Friday 25 March 2011

ORCSAT, or How to Catch a Basketball in Mars Orbit

Recently we have been working on a European Space Agency (ESA) project called "On-line Reconfiguration Control System and Avionics Technologies" or "ORCSAT".  Our role, in collaboration with the control group at the University of Cambridge, has been to design a Model Predictive Control (MPC) system for spacecraft rendezvous.  The scenario is the rendezvous in Mars orbit with a sample canister, launched from the Martian surface and to be transported back to Earth for analysis.  Loosely speaking, we're trying to catch a basketball from 50km away...

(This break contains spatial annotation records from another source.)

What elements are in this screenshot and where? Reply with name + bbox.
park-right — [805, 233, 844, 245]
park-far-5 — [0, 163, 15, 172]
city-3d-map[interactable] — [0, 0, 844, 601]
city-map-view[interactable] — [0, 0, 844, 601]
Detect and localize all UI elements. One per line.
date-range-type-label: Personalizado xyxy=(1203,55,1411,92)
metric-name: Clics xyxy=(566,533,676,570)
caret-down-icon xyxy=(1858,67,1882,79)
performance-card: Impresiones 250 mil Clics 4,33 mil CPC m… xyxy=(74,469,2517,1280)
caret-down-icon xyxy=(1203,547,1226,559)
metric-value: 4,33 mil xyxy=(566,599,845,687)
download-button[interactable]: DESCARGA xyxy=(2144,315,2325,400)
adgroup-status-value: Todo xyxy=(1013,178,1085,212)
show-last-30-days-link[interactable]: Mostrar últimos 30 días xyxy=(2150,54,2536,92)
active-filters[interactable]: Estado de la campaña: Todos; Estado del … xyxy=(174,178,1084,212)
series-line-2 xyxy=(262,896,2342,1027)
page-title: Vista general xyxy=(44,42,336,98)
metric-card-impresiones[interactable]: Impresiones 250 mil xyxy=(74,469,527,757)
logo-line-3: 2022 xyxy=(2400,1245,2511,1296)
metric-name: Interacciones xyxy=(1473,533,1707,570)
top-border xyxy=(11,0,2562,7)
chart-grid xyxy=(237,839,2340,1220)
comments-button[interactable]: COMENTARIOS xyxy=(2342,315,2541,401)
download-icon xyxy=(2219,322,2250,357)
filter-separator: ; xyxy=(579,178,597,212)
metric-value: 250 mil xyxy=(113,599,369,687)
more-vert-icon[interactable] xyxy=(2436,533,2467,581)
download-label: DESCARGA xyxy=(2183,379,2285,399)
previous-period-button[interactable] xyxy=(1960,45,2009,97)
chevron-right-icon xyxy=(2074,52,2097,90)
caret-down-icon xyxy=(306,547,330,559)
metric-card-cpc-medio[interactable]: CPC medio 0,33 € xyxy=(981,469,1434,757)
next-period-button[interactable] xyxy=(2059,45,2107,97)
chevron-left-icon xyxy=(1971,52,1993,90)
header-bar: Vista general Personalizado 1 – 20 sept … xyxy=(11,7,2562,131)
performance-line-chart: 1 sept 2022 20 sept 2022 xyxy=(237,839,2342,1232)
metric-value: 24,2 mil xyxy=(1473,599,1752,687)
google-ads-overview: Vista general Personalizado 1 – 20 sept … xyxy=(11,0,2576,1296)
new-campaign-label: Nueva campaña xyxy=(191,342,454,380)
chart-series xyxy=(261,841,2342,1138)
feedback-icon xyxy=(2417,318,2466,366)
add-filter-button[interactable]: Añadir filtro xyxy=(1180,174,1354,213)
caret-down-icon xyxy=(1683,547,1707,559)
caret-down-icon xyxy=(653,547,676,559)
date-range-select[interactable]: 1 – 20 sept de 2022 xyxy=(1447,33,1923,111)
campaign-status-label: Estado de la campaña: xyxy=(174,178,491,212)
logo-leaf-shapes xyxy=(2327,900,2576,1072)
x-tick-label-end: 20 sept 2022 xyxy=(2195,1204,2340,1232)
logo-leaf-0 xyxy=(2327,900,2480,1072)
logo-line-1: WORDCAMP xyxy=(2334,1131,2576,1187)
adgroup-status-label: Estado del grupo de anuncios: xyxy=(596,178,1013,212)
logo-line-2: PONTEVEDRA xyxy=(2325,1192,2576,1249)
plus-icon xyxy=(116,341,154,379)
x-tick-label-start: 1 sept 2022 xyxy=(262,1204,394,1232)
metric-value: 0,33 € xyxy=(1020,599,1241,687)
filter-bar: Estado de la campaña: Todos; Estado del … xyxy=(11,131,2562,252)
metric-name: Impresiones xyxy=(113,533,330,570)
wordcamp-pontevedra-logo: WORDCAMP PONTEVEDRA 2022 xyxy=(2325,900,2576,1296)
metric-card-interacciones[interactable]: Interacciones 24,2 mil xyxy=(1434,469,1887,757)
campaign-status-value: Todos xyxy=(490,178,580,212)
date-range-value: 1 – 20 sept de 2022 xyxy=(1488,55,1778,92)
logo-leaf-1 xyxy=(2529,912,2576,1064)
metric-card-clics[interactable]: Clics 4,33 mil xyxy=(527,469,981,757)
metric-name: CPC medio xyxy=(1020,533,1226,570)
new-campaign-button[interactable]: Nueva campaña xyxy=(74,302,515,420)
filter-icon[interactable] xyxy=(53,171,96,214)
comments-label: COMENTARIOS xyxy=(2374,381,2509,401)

MPC works by using a trajectory optimizer to design the manoeuvres in real time to use minimum propellant.  The challenge is to design the optimizer to balance complexity with speed.  Too detailed, and the optimization takes too long to solve: too approximate, and the manoeuvre doesn't go where predicted and you burn too much fuel.  The figure on the right shows an example of the resulting trajectory.  Bristol researcher Paul Trodden developed the far-term MPC that gets us to a similar orbit to the target and close enough to track it.  Then Cambridge researcher Ed Hartley's controllers take over to "hop" closer to the target and finally intercept it.  Initial results suggest that MPC is very efficient, reducing the fuel needed to accomplish the rendezvous.

Our collaborator Alberto Bemporad from the University of Trento developed MPC software to enable all these controllers to share the same optimizer.  Also in the consortium are GMV in Spain, who provided a rendezvous simulator, Reliacon of the Netherlands, who are verifying the controllers, and Thales Alenia Space Italy (TAS-I), who lead the project.  TAS-I and GMV are now implementing and testing the MPCs as the project continues.